EU scientists have developed powerful fibre optic lasers that can cut industrial processing costs and open up new markets in surgery and imaging.
EU-funded scientists have developed efficient new fibre optic lasers that deliver short wavelengths for accurate polymer material processing, at incredible strength and low cost. The consortium behind the new innovations, developed through the ISLA project, is now in the process of marketing some of these cutting edge devices.
Polymers – which are lightweight yet strong – are used in numerous industries ranging from aerospace to chemicals. Industrial lasers are used to slice and shape polymer materials for use in everything from laptops to solar panels. Global competition has placed increasing pressure on profit margins, pushing manufacturers to constantly innovate in areas of product performance and production efficiency.
It is this industrial need that ISLA sought to address. The new fibre lasers developed by ISLA are just as powerful as devices currently on the market, and most importantly offer cost-competitive production. While welding, cutting and marking of plastics without the need for absorption-enhancing additives present the most obvious commercial opportunities for these fibre lasers, the success of ISLA should also open up potential new applications in other industrial sectors, such as surgery and optical coherence tomography (OCT) imaging.
In surgery, light can be delivered through a flexible fibre and be easily integrated into devices such as endoscopes and microscopes. The targeted nature of the laser beam is also attractive to many surgeons, enabling them to access tricky areas of the body and deliver targeted cutting while minimising damage to surrounding tissue. The treatment of varicose veins and tumour resection are two possible uses.
OCT imaging systems on the other hand are used in diverse range of sectors including art conservation and diagnostic medicine. The imaging technique is used to uncover more detail in layers beneath oil paintings than is possible with shorter-wavelength sources.
Recently the technology has also begun to be used in interventional cardiology to help diagnose coronary artery disease. While commercial fibre lasers are already available on the market, the ground-breaking components delivered by ISLA mean that lasers may soon by far more cost competitive.

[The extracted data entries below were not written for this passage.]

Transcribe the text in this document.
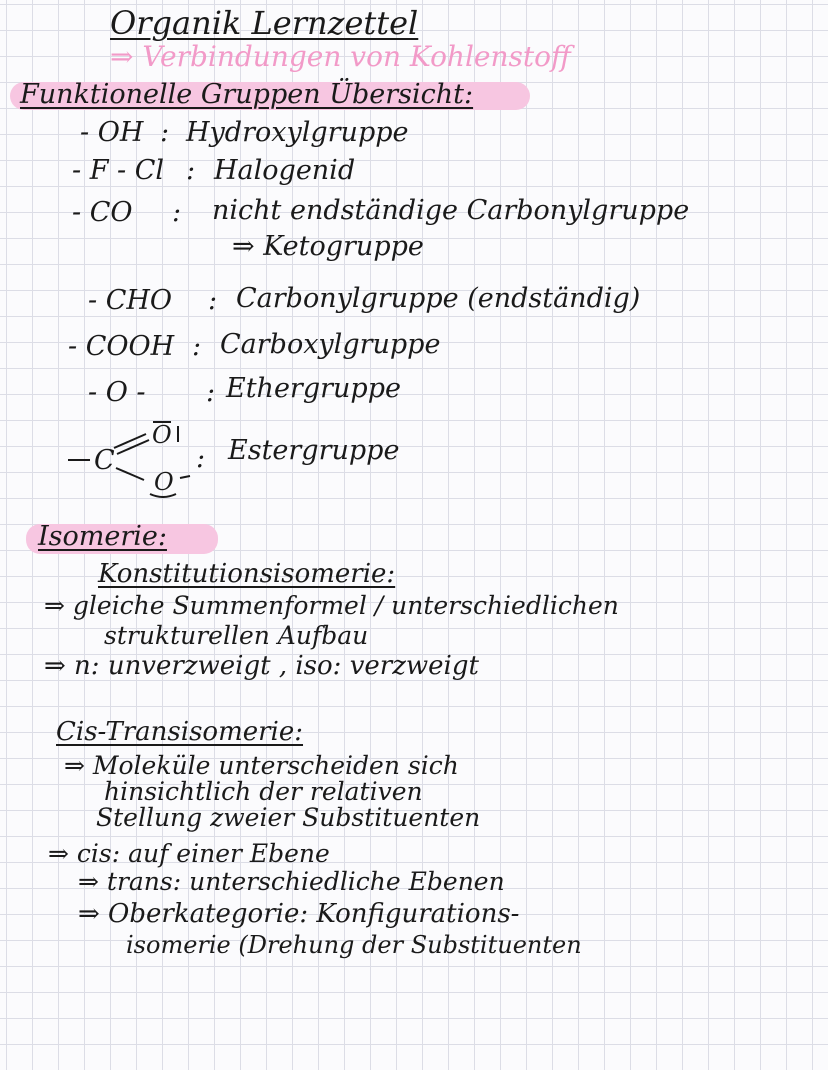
Organik Lernzettel
⇒ Verbindungen von Kohlenstoff
Funktionelle Gruppen Übersicht:
- OH : Hydroxylgruppe
- F - Cl : Halogenid
- CO : nicht endständige Carbonylgruppe
⇒ Ketogruppe
- CHO : Carbonylgruppe (endständig)
- COOH : Carboxylgruppe
- O - : Ethergruppe
C
O
O
: Estergruppe
Isomerie:
Konstitutionsisomerie:
⇒ gleiche Summenformel / unterschiedlichen
strukturellen Aufbau
⇒ n: unverzweigt , iso: verzweigt
Cis-Transisomerie:
⇒ Moleküle unterscheiden sich
hinsichtlich der relativen
Stellung zweier Substituenten
⇒ cis: auf einer Ebene
⇒ trans: unterschiedliche Ebenen
⇒ Oberkategorie: Konfigurations-
isomerie (Drehung der Substituenten
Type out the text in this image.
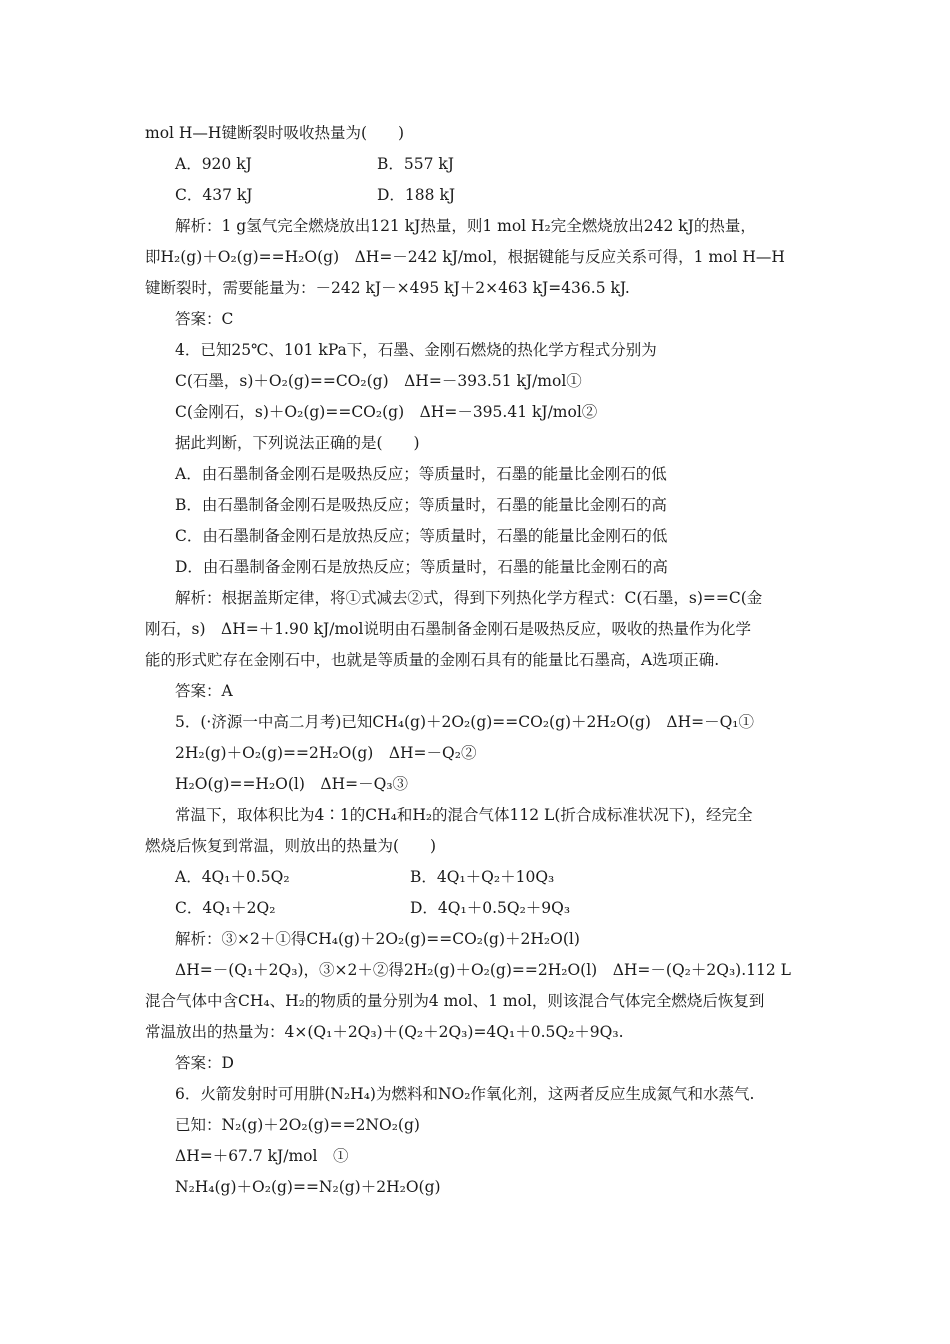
mol H—H键断裂时吸收热量为(　　)
A．920 kJ	B．557 kJ
C．437 kJ	D．188 kJ
解析：1 g氢气完全燃烧放出121 kJ热量，则1 mol H₂完全燃烧放出242 kJ的热量，
即H₂(g)＋O₂(g)==H₂O(g)　ΔH=－242 kJ/mol，根据键能与反应关系可得，1 mol H—H
键断裂时，需要能量为：－242 kJ－×495 kJ＋2×463 kJ=436.5 kJ.
答案：C
4．已知25℃、101 kPa下，石墨、金刚石燃烧的热化学方程式分别为
C(石墨，s)＋O₂(g)==CO₂(g)　ΔH=－393.51 kJ/mol①
C(金刚石，s)＋O₂(g)==CO₂(g)　ΔH=－395.41 kJ/mol②
据此判断，下列说法正确的是(　　)
A．由石墨制备金刚石是吸热反应；等质量时，石墨的能量比金刚石的低
B．由石墨制备金刚石是吸热反应；等质量时，石墨的能量比金刚石的高
C．由石墨制备金刚石是放热反应；等质量时，石墨的能量比金刚石的低
D．由石墨制备金刚石是放热反应；等质量时，石墨的能量比金刚石的高
解析：根据盖斯定律，将①式减去②式，得到下列热化学方程式：C(石墨，s)==C(金
刚石，s)　ΔH=＋1.90 kJ/mol说明由石墨制备金刚石是吸热反应，吸收的热量作为化学
能的形式贮存在金刚石中，也就是等质量的金刚石具有的能量比石墨高，A选项正确.
答案：A
5．(·济源一中高二月考)已知CH₄(g)＋2O₂(g)==CO₂(g)＋2H₂O(g)　ΔH=－Q₁①
2H₂(g)＋O₂(g)==2H₂O(g)　ΔH=－Q₂②
H₂O(g)==H₂O(l)　ΔH=－Q₃③
常温下，取体积比为4∶1的CH₄和H₂的混合气体112 L(折合成标准状况下)，经完全
燃烧后恢复到常温，则放出的热量为(　　)
A．4Q₁＋0.5Q₂	B．4Q₁＋Q₂＋10Q₃
C．4Q₁＋2Q₂	D．4Q₁＋0.5Q₂＋9Q₃
解析：③×2＋①得CH₄(g)＋2O₂(g)==CO₂(g)＋2H₂O(l)
ΔH=－(Q₁＋2Q₃)，③×2＋②得2H₂(g)＋O₂(g)==2H₂O(l)　ΔH=－(Q₂＋2Q₃).112 L
混合气体中含CH₄、H₂的物质的量分别为4 mol、1 mol，则该混合气体完全燃烧后恢复到
常温放出的热量为：4×(Q₁＋2Q₃)＋(Q₂＋2Q₃)=4Q₁＋0.5Q₂＋9Q₃.
答案：D
6．火箭发射时可用肼(N₂H₄)为燃料和NO₂作氧化剂，这两者反应生成氮气和水蒸气.
已知：N₂(g)＋2O₂(g)==2NO₂(g)
ΔH=＋67.7 kJ/mol　①
N₂H₄(g)＋O₂(g)==N₂(g)＋2H₂O(g)
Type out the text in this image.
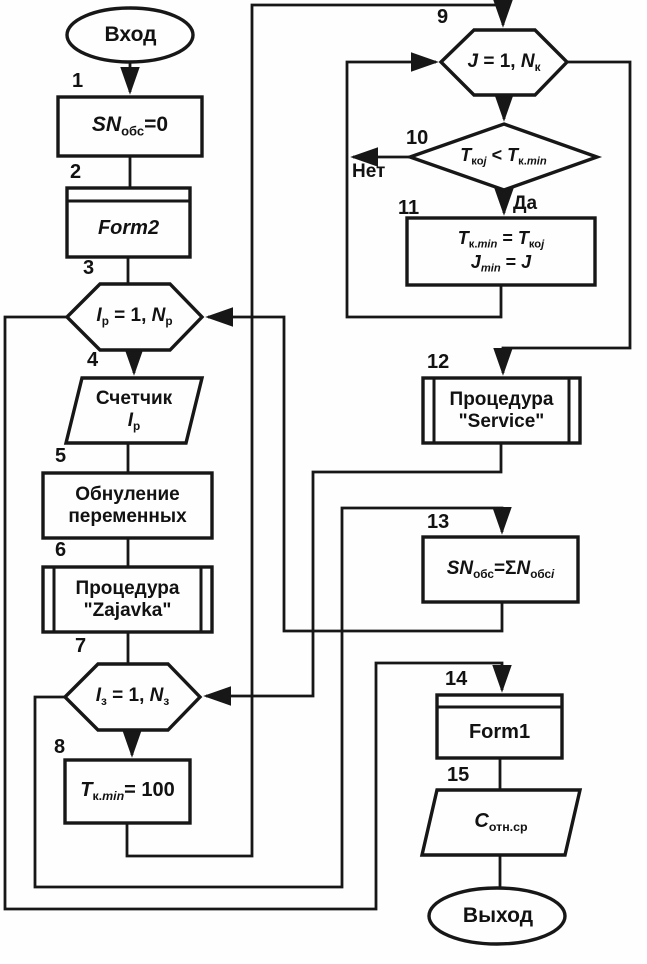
Вход
Выход
1
2
3
4
5
6
7
8
9
10
11
12
13
14
15
$SN_{обс}=0$
Form2
$I_р = 1$, $N_р$
Счетчик
$I_р$
Обнуление
переменных
Процедура
"Zajavka"
$I_з = 1$, $N_з$
$T_{к.min}= 100$
J = 1, $N_к$
$T_{коj} < T_{к.min}$
Нет
Да
$T_{к.min} = T_{коj}$
$J_{min} = J$
Процедура
"Service"
$SN_{обс}=\Sigma N_{обсi}$
Form1
$C_{отн.ср}$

The ISLA consortium also successfully developed a new graphene-based mode-locker. Mode-locking is a technique in optics by which a laser can be made to produce pulses of light of extremely short duration. Potential applications of this laser technique include optical data storage and eye surgery.
Although the project was officially completed in June 2015, characterisation work is ongoing. Once this is finished, the laser will be transferred for industrial testing at an applications laboratory in Hamburg, Germany. ISLA consortium members will also take part in a dedicated session at the LASE conference, part of SPIE’s Photonics West event in San Francisco in February 2016.